Imprensa e mercado
O JORNALISMO que se propõe a manter um compromisso público com a qualidade do que divulga encontra-se sob pressão num mercado invadido por empresas preocupadas com corte de custos e com lucros imediatos.
A idéia, que não é nova, foi elaborada pelo filósofo alemão Jürgen Habermas, um dos mais renomados pensadores vivos, no artigo "O Valor da Notícia", publicado no último domingo nesta Folha. Habermas faz coro aos que identificam, no público atual, um interesse decrescente por temas institucionais e uma curiosidade intensa por celebridades e entretenimento.
Na conjugação das duas tendências, os veículos voltados ao jornalismo "sério" estariam, na visão do filósofo, sob grave ameaça. Já pelos termos em que o problema é formulado, vê-se que Habermas endossa uma distinção demasiado estanque entre jornalismo "de qualidade" e "de entretenimento".

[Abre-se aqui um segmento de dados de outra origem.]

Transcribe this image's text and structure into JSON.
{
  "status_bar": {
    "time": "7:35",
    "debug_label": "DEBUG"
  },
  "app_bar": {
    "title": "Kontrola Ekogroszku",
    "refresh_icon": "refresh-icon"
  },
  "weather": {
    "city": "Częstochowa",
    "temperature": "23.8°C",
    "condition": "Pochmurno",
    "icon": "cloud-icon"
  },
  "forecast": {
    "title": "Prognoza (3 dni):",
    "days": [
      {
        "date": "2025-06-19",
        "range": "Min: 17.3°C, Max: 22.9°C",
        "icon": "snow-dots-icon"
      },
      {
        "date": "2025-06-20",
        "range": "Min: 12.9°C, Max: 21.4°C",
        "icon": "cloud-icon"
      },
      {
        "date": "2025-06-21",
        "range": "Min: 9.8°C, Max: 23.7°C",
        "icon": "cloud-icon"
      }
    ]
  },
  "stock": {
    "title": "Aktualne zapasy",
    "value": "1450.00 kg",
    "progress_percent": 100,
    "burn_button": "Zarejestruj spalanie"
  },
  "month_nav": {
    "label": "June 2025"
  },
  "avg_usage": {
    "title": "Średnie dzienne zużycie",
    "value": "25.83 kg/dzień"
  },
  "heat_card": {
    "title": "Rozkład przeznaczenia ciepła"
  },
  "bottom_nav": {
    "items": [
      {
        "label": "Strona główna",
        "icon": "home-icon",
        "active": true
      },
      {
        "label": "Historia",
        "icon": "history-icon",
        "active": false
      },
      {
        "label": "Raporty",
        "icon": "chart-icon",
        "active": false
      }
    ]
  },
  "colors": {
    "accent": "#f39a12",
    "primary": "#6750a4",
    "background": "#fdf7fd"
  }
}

Há gradações entre um modelo e outro. E, se um jornalismo superficial, irresponsável e barato parece ganhar espaço no conjunto da mídia, por outro lado o modelo enaltecido por Habermas é uma torre de marfim da qual se afastam parcelas expressivas de potenciais consumidores de informação e opinião.
O verdadeiro desafio para o jornalismo de qualidade é o de assegurar seus compromissos básicos (veracidade, relevância pública dos temas e enfoques, debate de idéias) mas ao mesmo tempo renovar-se para cativar leitores que também mudaram.
A vulnerabilidade maior do texto, no entanto, está na solução sugerida. Habermas acredita que veículos de comprovada atuação "séria" -como julgá-lo? quem julgaria?- devam merecer subsídio do Estado, por representarem valores de interesse público. Solução inusitada, que faz pensar na estatolatria que tantas vezes se atribuiu à mentalidade alemã.
Seria um passo temerário. Até o mais cauteloso modelo de canalização de fundos públicos poderia gerar dependência dos veículos beneficiados em relação ao Estado, eventualmente ao governo de plantão.
A imprensa criou suas primeiras raízes na praça livre, espaço de circulação de bens e idéias que se formou à revelia do controle estatal. De resto, o jornalismo de qualidade já enfrentou com êxito apreciável a competição oriunda de outras ondas de inovação tecnológica e de sedução fácil do público, a exemplo do advento do rádio e da TV.